Revenue Tax Briefing Issue 42 (part 2), 2000
Section 58 Finance Act 2000 introduces 7 new sections and a Schedule into the TCA 1997 to make provision for a new tax regime for collective funds which are referred to in the Act as “investment undertakings”.
Prior to this amendment there were two tax regimes for collective funds - one in the IFSC which is a “transparent” regime, that is, there is no tax charged at the level of the fund, and the other regime in the domestic market under which an annual tax is charged on the income and gains of the fund.
From 1 April 2000 for new domestic funds and existing IFSC funds there is one tax regime - a tax regime which allows the fund to grow without an annual tax. Tax will only be payable when a payment is made out of the fund to a person who is resident or ordinarily resident in the State, subject to certain exceptions. The responsibility for paying the tax rests with the fund which must make a return to the Collector-General twice yearly. Existing domestic funds are treated as before - they will be liable to an annual tax on their income and gains.

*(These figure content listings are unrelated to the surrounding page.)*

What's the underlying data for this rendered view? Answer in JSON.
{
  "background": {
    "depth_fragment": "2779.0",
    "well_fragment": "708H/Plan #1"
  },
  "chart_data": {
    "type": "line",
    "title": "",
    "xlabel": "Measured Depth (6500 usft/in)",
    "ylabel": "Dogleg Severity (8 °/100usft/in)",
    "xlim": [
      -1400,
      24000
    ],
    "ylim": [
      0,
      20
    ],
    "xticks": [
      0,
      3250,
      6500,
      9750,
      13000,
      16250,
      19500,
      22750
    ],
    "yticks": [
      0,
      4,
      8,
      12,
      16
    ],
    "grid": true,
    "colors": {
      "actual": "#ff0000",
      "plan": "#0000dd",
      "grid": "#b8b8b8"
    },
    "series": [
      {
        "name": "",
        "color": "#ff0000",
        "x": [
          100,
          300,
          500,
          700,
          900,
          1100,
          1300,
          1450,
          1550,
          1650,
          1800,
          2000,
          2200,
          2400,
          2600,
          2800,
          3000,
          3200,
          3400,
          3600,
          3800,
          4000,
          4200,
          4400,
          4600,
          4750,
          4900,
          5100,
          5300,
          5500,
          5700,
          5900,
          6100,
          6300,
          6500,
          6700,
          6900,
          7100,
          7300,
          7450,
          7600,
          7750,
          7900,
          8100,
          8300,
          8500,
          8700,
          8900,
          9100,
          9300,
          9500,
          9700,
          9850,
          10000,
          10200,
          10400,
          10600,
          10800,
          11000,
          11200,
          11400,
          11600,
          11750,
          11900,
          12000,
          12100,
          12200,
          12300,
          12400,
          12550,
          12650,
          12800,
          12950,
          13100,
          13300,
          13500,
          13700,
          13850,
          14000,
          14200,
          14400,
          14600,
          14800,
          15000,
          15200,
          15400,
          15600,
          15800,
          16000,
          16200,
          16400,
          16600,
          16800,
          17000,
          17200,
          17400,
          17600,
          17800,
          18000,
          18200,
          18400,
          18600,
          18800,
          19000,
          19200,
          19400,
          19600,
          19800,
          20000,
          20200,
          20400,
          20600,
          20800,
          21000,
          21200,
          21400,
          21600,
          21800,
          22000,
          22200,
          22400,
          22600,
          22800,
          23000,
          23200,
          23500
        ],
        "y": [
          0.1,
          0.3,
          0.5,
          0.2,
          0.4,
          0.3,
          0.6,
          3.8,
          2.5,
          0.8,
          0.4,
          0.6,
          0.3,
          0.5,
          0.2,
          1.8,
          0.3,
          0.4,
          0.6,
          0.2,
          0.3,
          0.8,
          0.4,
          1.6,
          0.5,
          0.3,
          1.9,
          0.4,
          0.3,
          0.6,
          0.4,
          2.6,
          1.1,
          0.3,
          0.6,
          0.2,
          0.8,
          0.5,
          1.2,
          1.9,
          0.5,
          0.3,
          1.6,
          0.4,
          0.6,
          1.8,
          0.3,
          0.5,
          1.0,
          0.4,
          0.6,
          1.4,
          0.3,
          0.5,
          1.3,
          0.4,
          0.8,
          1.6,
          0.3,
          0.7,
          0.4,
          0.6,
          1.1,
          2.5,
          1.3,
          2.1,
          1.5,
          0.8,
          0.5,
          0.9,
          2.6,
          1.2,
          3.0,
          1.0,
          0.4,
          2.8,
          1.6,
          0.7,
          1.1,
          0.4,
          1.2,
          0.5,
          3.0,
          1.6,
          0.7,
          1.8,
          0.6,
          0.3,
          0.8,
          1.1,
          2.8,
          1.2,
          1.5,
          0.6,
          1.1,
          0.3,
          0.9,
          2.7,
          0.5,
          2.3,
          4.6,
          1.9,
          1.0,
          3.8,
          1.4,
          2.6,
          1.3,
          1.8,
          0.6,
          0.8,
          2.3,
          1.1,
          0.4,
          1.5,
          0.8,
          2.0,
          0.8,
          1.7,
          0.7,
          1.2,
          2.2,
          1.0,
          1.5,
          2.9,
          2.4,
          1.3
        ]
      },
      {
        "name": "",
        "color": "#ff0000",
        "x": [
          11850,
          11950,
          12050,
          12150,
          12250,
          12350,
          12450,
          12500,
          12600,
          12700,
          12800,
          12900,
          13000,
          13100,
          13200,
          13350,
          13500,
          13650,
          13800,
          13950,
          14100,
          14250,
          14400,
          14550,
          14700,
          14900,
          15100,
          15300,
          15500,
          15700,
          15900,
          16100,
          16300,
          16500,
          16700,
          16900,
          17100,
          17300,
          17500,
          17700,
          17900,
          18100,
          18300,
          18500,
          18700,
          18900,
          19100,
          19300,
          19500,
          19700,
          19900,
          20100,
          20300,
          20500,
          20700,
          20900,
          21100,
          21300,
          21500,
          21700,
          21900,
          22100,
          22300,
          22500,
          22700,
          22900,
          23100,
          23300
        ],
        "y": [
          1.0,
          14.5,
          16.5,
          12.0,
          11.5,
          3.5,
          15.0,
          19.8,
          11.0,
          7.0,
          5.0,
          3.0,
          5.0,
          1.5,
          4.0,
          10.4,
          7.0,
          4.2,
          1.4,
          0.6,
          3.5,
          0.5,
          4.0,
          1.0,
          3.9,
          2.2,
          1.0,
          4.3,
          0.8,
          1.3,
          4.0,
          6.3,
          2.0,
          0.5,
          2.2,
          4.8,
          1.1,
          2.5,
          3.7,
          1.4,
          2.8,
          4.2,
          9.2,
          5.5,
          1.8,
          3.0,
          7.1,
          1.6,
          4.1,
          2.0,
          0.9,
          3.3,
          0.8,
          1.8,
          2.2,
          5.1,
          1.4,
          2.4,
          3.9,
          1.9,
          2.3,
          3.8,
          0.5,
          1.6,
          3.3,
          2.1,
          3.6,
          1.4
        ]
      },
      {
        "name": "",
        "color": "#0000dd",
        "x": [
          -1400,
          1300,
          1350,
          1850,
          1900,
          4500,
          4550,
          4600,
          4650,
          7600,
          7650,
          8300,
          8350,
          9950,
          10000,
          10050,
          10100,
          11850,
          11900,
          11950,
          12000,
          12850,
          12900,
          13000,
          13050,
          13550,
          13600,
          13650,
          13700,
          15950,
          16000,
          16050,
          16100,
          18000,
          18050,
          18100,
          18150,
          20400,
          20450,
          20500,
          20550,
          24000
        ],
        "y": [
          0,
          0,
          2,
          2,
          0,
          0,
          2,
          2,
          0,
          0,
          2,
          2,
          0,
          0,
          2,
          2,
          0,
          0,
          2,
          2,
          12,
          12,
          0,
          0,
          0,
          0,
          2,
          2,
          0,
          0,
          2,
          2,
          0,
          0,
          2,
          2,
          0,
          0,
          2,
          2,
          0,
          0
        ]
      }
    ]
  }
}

Whether or not an investor is entitled to receive a payment from the fund gross is governed by a declaration procedure. Such declarations can be made by non-residents and by certain resident entities such as life assurance companies, charities and certain entities in the IFSC.
When tax is deducted from a payment made to an individual, the individual will have no further tax to pay. Where the payment is to an investment company or a financial trading company the net amount received will be grossed up and brought into the computation of profit and credit will be given for the tax deducted.